Он сказал это спокойно, и по его школе он был совершенно прав.

Тут мне надобно быть честным. Иван Иванович не злодействовал и не сводил счётов. Он видел человека, который кашляет полгода и таится. А таких он на своём веку насмотрелся довольно, и половина из них потом умирала от чахотки. Отправить чахоточного в закрытый деревянный ящик, где сто тридцать человек два года дышат одним воздухом, — значит убить не его одного. Лекарь рассуждал добросовестно. Ему просто нечем было проверить себя.

А Федотов не заплакал и не бросился в ноги.

— Здоров я, ваше благородие, — сказал он. — Двадцать лет хожу. Работу свою знаю. Пойду с вами.

— Это уж не тебе решать.

— Так точно. — Конопатчик поднял рубаху с настила. — А только я пойду.

И вот тут, из середины очереди, негромко и совершенно отчётливо раздался знакомый голос.

— Донёс, вишь. Мебель.

Голос я узнал. Елизар Наумшин стоял через несколько человек — полуголый, играя плечами, — и на меня даже не смотрел.
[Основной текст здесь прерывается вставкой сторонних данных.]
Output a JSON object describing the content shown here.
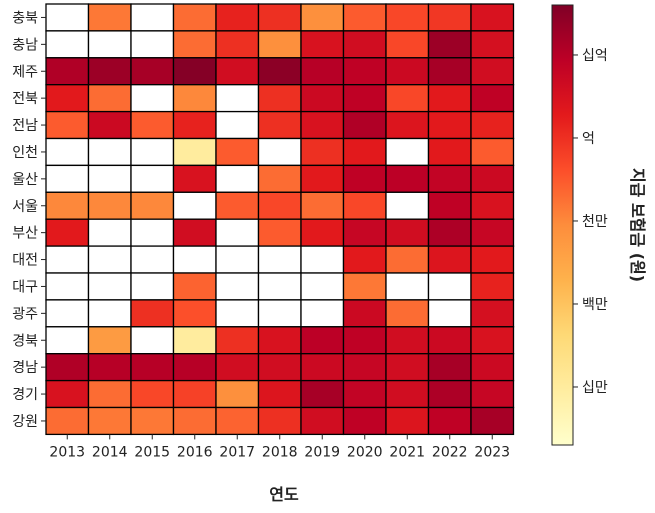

По очереди прошло движение. Не ропот. Ничего такого, за что можно взыскать. Просто люди чуть повернули головы, и я поймал на себе с десяток взглядов разом. В них не было ни злобы, ни угрозы. Там стояло кое-что похуже.

Меня разглядывали и делали вывод.

Я сел за стол и взялся за перо. Руки у меня не дрожали, и это было единственное хорошее в ту минуту. Всё, что я скопил на этом корабле за неделю, всё, что дала мне нога Фёдорова, только что обнулилось одной фразой из очереди. И крыть мне было нечем, потому что со стороны выглядело оно ровно так, как выглядело.

Смотр шёл до вечера. Я писал фамилии, ставил отметки и перебирал в голове одно и то же.

Евдокимов перехватил меня у трапа, когда я нёс ведомость в лазарет.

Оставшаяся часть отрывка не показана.